Monday, February 29, 2016

Fighting Bacteria With Viruses

When doctors told Christophe Novou that his leg would have to be amputated at the hip due to a raging bacterial infection, the 47-year-old Frenchman thought about killing himself.

After surviving a crippling traffic accident and dozens of operations to repair the damage, to him life in a wheelchair just did not seem worth living.

That's when an article about a clinic in Georgia offering an obscure treatment for hard-to-treat infections using live virus -- something called phage therapy -- caught his eye. 

Within hours, he was on a plane to Tblisi.

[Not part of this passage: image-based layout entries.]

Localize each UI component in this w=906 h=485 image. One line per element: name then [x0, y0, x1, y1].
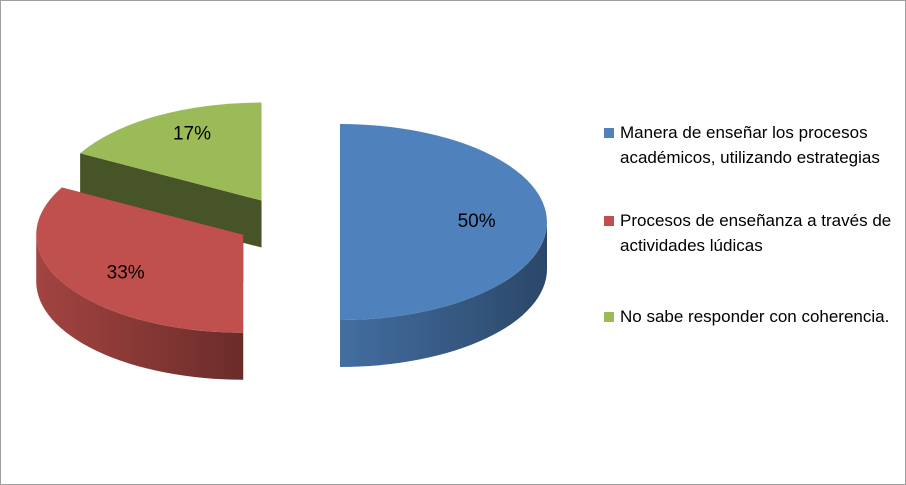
legend-item: Manera de enseñar los procesos académico… — [604, 120, 900, 170]
slice-side — [36, 234, 244, 380]
slice — [36, 187, 244, 333]
legend-item: Procesos de enseñanza a través de activi… — [604, 208, 900, 258]
data-label: 17% — [173, 124, 211, 145]
legend-swatch — [604, 216, 614, 226]
legend-label: Manera de enseñar los procesos académico… — [620, 123, 880, 167]
slice-side — [80, 153, 262, 248]
slice — [340, 124, 547, 320]
legend-label: No sabe responder con coherencia. — [620, 307, 890, 326]
legend-swatch — [604, 128, 614, 138]
slice-side — [340, 222, 547, 367]
data-label: 50% — [458, 211, 496, 232]
slice — [80, 102, 262, 201]
legend-label: Procesos de enseñanza a través de activi… — [620, 211, 892, 255]
data-label: 33% — [107, 263, 145, 284]
legend-swatch — [604, 312, 614, 322]
legend-item: No sabe responder con coherencia. — [604, 304, 900, 329]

"Without it, I wouldn't be here," Novou told AFP on the sidelines of a conference in Paris about the mostly forgotten therapy, which remains marginal outside a few former Soviet bloc countries. 

The treatment harnesses viruses called phages to attack and kill dangerous bacteria, including "superbugs" which have become progressively resistant to antibiotics.

You can read the rest @
http://news.yahoo.com/fighting-infections-viruses-antibiotics-fail-092102629.html

What a cool idea. Hope it works.

I wonder why US medicine is not doing something similar? Perhaps this is the reason why:

Pharmaceutical companies have shown little interest in phage therapy, in large part because viruses cannot be patented, according to participants at the Paris conference.

"The laboratories have turned their back on this because the return on investment is just too small," said Jean Carlet, an expert on infectious diseases and a consultant for the WHO.

What plans do our doctors have for fighting infections in the post antibiotic age? My guess is "none at all", especially if there is no profit in doing so.